Strange Brouhaha

Friday, March 31, 2006 was the play?

So, what happened at 10:00?

The ballet got out around 9:30, I think. It was so good that 1) I didn't want it to be over; and 2) I was surprised that we had been in the theater that long (curtain was shortly after 7:00). We had gotten parking right across the street, and we were able to get to the car and leave the parking garage without too much hassle, just a bit of a wait. We pulled out of the parking garage onto Canal street, and followed the signs to the onramp for Interstate 90. The highway, at the Canal street ramp, splits into 290 and 90.

The car lurched once, twice, and then stopped responding to the gas pedal.

Right before the highway split, the engine died.

I'm going to spare you a lot of the details. Suffice it to say that we had a dead car in the right lane of a busy Interstate highway interchange with no shoulder and hordes of traffic racing by. Not an ideal situtation to be in, especially not with a frightened 7-year-old in the back seat.

We waited for a while. At least two police cars went by without stopping. Finally, and I say this as an act of supreme generosity towards myself (which I am allowed, since I'm writing this account), Savannah prevailed upon me to abandon the vehicle. It was fortunate for us that there was a Holiday Inn about a minute's walk away from us: the Holiday Inn Hotel & Suites Downtown.

A couple of years ago, my father-in-law got us a AAA membership. I've kept it up, and it's come in handy a number of times, including this one. I was able to get a tow truck from Road Services Inc. Eddie, the driver, was really friendly and nice. We dropped the car off in front of a service station within walking distance of the hotel. He then drove me back to the hotel--he didn't have to do that--where I had left Savannah and Lani with instructions to check in. We obviously weren't going anywhere that night.

We barely slept. I dozed for a few minutes here and there, but mostly lay awake riding a wave of adrenalin and anxiety. I had left a wake-up call, because we ended up dropping the car in a tow-away zone: the Midas location opened at 7:00, and the tow-away zone started at 7:00, so I knew it was critical to get there *before* 7:00 to keep from getting towed.

Thursday we spent waiting for the service people to call to tell us what was up with the car. I finally called them in the afternoon, after we had already renewed the hotel room. There was no way that they were going to be able to fix the car on Thursday, they said, but "definitely" long as they could get the part they needed.

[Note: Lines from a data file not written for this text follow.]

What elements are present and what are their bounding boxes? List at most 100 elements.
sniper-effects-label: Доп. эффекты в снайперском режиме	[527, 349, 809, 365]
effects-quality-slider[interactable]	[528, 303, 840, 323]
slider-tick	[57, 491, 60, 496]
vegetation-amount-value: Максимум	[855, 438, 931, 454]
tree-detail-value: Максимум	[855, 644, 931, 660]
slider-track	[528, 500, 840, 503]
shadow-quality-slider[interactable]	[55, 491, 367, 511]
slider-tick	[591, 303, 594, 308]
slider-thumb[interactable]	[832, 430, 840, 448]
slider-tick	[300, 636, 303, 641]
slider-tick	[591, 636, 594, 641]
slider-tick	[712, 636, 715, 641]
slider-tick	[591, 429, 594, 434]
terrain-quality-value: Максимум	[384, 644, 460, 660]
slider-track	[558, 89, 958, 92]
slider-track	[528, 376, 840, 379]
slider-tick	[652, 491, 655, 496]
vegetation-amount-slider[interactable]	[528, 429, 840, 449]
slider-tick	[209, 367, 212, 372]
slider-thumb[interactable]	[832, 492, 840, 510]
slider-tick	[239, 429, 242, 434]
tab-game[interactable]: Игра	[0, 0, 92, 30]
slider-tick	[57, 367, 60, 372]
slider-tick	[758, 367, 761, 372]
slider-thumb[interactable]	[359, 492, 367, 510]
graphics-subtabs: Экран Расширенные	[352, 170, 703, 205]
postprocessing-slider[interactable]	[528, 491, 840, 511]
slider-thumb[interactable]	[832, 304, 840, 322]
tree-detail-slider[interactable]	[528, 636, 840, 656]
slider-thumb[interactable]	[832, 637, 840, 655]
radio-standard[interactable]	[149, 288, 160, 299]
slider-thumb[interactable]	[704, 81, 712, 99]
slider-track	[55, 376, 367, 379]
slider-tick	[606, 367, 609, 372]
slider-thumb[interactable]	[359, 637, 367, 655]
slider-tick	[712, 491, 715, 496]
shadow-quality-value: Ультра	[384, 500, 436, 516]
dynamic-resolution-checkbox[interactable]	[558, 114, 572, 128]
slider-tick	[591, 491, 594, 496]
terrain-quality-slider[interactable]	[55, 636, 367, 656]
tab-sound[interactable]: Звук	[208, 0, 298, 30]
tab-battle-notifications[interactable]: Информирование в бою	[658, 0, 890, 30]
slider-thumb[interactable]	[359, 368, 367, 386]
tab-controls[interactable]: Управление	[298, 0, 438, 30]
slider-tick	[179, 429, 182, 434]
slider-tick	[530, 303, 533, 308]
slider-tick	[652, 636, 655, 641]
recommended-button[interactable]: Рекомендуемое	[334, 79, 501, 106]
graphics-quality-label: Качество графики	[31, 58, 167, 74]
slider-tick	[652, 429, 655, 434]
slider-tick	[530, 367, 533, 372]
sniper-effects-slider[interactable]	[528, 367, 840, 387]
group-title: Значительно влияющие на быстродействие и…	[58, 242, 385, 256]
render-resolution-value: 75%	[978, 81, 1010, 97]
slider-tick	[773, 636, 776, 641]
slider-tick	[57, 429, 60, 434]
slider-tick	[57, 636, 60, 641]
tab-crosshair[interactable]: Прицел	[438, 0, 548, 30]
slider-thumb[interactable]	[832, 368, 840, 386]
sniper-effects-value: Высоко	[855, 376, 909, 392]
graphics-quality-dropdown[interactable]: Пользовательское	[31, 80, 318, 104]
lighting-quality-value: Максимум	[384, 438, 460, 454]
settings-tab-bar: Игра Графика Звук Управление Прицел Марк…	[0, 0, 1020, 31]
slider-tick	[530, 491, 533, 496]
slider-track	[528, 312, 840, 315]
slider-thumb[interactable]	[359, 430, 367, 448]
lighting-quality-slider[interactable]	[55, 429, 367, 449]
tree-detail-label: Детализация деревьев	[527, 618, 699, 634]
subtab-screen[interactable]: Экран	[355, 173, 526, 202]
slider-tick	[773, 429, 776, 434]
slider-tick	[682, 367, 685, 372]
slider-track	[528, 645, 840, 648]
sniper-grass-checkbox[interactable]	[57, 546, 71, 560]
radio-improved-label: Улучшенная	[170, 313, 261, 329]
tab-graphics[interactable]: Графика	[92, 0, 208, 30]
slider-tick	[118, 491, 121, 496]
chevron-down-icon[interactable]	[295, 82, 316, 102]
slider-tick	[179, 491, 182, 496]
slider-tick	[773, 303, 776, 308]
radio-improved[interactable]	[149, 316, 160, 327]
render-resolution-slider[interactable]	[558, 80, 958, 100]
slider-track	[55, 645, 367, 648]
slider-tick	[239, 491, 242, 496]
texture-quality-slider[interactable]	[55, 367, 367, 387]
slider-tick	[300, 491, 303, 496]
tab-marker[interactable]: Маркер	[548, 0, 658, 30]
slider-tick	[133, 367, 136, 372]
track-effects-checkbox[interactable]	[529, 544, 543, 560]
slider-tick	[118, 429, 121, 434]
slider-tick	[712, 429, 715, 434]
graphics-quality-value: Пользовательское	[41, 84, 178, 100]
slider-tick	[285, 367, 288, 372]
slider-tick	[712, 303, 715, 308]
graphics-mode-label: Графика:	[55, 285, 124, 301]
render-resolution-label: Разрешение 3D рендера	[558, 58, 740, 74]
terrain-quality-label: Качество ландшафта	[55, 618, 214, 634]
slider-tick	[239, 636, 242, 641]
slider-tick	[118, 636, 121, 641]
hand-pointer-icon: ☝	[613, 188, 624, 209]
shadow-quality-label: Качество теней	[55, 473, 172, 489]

I spent most of that day just staring at the walls. This was a combination of the two things that I'm probably the worst at: coming up with things to do when there's nothing to do, and waiting for other people.

The short resolution is that we left Chicago this morning, the part still unavailable. I decided that we couldn't wait any more, and we rented a car and came home. The part they needed--it turns out that the timing belt had broken, and they needed to replace the belt and pulley but didn't have a pulley on hand--is on order and should show on Monday, when it's back to Chicago for me.

I want to talk about a few of the things that this episode has taught me.

  • We are not going without cell phones anymore. (Yeah, it's shutting the barn door after the horse has escaped.)

  • Every single person we met--and I mean *every* one--was unfailingly friendly and kind. This is not the impression a person usually has of "the big city". I was impressed, and I'm going to try and work that part of the whole thing into an article.

  • Not that I'm in any way trying to compare our situation to the situation of people who have been displaced by disasters, but I have a new understanding of what Hurricane Katrina victims are going through. It was pretty tough for me--I don't know about Savannah and Lani, they seemed to hold up really well--to wear the same clothes for three days. I managed to go buy some clean socks, and just that alone made a huge psychological difference. I can't imagine what it's like to go without clean clothes or a place to stay or anything like that. Seriously, the best part about coming home was getting out of my suit and into clean clothes.

  • People need help. Everywhere. Not just big-scale help, but small-scale help. Do what you can--and I mean small things, too, like the tow-truck driver who drove me back to the hotel and made sure that I knew how to get back to the service place, or the hotel desk clerks. Even if it's just a co-worker who's stuck on a difficult problem. I know that we all know this already, but it bears repeating.

If I think of anything more--and there's a lot I've left out--I'll come back with it.